At the moment, YieldCo, which is already on the market, has reached the core objective of low-cost financing, just like the financing upstart of the new energy industry. However, YieldCo is a new thing that lacks the historical and data accumulation but has the maturity essence. Whether the future will continue to be stable or not will require a question mark.

The first is whether the long-term reliability of cash flows can be guaranteed. As YieldCo's current sales contracts expire and asset aging leads to lower efficiencies and higher operating costs, cashflow stability and reliability can not be achieved if new long term contracts with favorable terms and conditions are formed and effective asset replenishment mechanisms are formed Sex will be severely negatively affected, shaking the core pillar of YieldCo.

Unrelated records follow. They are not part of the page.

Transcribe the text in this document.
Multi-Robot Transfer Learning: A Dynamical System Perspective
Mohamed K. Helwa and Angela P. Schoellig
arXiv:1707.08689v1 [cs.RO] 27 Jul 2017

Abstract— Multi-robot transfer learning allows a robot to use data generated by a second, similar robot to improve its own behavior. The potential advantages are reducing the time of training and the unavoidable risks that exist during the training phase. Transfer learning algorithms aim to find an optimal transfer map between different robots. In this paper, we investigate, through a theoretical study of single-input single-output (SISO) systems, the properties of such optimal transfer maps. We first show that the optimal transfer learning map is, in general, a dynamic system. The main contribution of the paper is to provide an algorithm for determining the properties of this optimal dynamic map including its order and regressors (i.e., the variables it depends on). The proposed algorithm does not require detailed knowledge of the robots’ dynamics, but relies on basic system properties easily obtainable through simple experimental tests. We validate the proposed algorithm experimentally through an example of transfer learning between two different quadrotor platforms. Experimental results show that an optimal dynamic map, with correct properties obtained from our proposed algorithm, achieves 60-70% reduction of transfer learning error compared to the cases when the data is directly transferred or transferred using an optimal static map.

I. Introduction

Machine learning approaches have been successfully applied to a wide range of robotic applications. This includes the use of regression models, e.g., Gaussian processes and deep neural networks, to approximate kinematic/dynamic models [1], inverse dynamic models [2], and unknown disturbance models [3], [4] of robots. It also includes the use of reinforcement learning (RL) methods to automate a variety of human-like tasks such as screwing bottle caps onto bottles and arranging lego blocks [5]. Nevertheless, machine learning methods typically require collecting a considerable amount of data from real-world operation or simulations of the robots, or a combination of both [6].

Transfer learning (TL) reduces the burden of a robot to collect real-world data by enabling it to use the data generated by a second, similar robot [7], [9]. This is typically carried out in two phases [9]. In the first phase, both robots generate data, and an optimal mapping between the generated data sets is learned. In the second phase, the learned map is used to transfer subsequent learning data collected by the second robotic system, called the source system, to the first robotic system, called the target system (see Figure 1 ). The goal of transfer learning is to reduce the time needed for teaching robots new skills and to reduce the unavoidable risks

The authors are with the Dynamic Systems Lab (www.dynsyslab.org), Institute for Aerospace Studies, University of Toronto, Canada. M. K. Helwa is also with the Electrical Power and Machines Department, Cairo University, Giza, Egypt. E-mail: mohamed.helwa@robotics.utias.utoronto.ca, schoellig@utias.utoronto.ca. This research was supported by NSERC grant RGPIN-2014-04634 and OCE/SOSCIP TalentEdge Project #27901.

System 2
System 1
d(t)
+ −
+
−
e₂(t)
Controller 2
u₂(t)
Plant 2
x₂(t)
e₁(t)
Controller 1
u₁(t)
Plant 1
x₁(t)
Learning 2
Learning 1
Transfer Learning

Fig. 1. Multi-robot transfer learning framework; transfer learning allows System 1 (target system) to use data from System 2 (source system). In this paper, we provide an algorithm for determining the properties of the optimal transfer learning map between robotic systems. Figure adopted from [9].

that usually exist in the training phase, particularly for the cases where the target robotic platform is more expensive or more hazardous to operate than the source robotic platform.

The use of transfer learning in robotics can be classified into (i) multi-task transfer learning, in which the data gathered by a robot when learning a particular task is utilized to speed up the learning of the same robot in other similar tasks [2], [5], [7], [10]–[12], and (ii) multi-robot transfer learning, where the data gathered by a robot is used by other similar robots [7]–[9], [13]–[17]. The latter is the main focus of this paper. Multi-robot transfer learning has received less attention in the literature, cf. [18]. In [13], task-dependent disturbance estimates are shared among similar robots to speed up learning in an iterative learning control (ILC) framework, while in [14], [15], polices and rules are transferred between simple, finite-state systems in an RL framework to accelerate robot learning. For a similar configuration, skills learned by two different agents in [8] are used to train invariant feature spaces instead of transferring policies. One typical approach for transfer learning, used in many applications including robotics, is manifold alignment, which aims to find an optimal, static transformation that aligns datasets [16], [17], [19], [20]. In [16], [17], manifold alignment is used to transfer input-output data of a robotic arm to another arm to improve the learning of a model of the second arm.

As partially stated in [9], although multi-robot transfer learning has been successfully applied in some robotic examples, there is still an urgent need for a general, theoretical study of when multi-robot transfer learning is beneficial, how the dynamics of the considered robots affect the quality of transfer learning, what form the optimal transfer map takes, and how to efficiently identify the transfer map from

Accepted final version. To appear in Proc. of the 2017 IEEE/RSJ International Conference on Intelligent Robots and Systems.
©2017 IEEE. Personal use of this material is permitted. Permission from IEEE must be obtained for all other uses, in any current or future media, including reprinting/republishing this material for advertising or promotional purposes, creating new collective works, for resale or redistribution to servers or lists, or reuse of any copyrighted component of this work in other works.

Second is how to ensure the long-term steady growth of earnings. For example, to generate enough NOLs to offset taxable income and maintain steady growth in dividends, YieldCo needs to continue to acquire qualified basic assets from parent or third parties and dro-in to the portfolio. An example is SunEdison, the world's largest renewable energy developer, that announced in July 2015 that it would acquire Vivint Solar, a NYSE listed company, for about $ 2.2 billion and would like to sell Vivint Solar's 523MW rooftop photovoltaic Power Station to its YieldCo entity TerraForm Power. While most YieldCo companies have a right of first offer on parent projects, there is greater uncertainty regarding project development and construction, and whether all parent companies have SunEdison-like capabilities to meet YieldCo's portfolio replenishment needs, Yet to be time tested. In another example, due to technological advances and other factors to promote renewable energy power generation costs continue to decline, the decline in sales prices have been growing trend. According to the recently concluded 20-year PPA between First Solar and Buffett's NV Energy, the initial sale price is only $ 0.0387 / kWh, less than NV Energy's purchase price of new energy for the previous year of $ 0.137 / kWh One-third, a record low. Against this background, some of the major industries have doubts about the long-term steady growth of YieldCo, which generates electricity from renewable energy sources. It would be even worse if we take into account the reduction in subsidies of various kinds in the United States, such as the reduction of the investment tax rebate on investment in renewable energy (ITC).

Look back GCL and Artes intends to test YieldCo's news has set off waves in the country, Taiwanese new Nikko, China and the United States have also announced the establishment of YieldCo, for some time. In this context, how to respond to the aforementioned challenge will be the key to decision-making in many enterprises. All of this, only sort out the past and present life and love and hate of YieldCo model, really clear the logic of its operation can be done.